The road continued onwards past the gate, down the steep inner slope of the basin, and underneath several wooden bridges connecting the plentiful wooden scaffolds, platforms and walkways together. At the very centre of the basin was a circular wall made of well laid concrete blocks and topped with coiled razor wire. Surrounding it were wooden guard towers and outposts made with mounds of sandbags piled atop each other, and the road lead straight to its solid iron gates. The troops there saluted Erin and allowed the state car entrance to the manor grounds within.
The road became a gravel driveway and the scene inside the walls was a completely different story to the militarised barricade outside them.
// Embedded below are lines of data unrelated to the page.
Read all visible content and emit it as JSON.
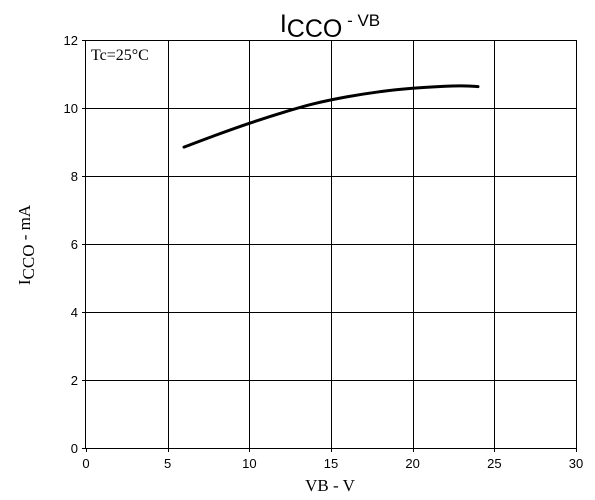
{
  "chart_data": {
    "type": "line",
    "title": {
      "prefix": "I",
      "subscript": "CCO",
      "suffix": " - VB"
    },
    "xlabel": "VB - V",
    "ylabel": {
      "prefix": "I",
      "subscript": "CCO",
      "suffix": " - mA"
    },
    "xlim": [
      0,
      30
    ],
    "ylim": [
      0,
      12
    ],
    "xticks": [
      0,
      5,
      10,
      15,
      20,
      25,
      30
    ],
    "yticks": [
      0,
      2,
      4,
      6,
      8,
      10,
      12
    ],
    "grid": true,
    "annotation": "Tc=25°C",
    "series": [
      {
        "x": [
          6,
          8,
          10,
          12,
          14,
          16,
          18,
          20,
          22,
          23,
          24
        ],
        "y": [
          8.85,
          9.21,
          9.55,
          9.86,
          10.13,
          10.33,
          10.48,
          10.58,
          10.64,
          10.65,
          10.63
        ]
      }
    ]
  }
}
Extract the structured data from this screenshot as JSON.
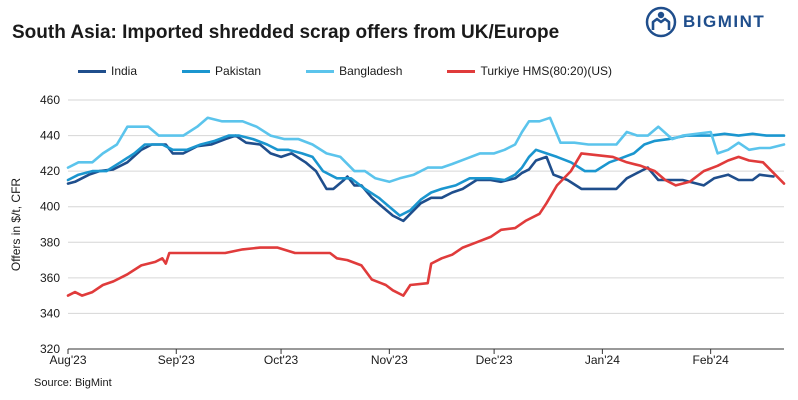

The Commodore’s extravagant manor, which looked just as fancy (if not more so) than some of the places Winston had seen in the real world, was situated in the dead centre of the inner wall. The space in-between was occupied by freshly mown green lawns, pretty flower bushes, and big stone fountains and ponds, although those were still filled with the Gloom’s horrific black water. The circular patch of luxury was so real that Winston had to keep reminding himself that he was actually still within the Gloom.
The state car pulled up to the front of the manor and Erin got out. “Wait here for us,” she said sternly to the driver, who nodded nervously in return.
Winston got out of the car and hurried after Erin before she got mad at him for dawdling. She knocked on the polished front door and then almost knocked a butler Alt off their feet when she chose to slam the door open herself.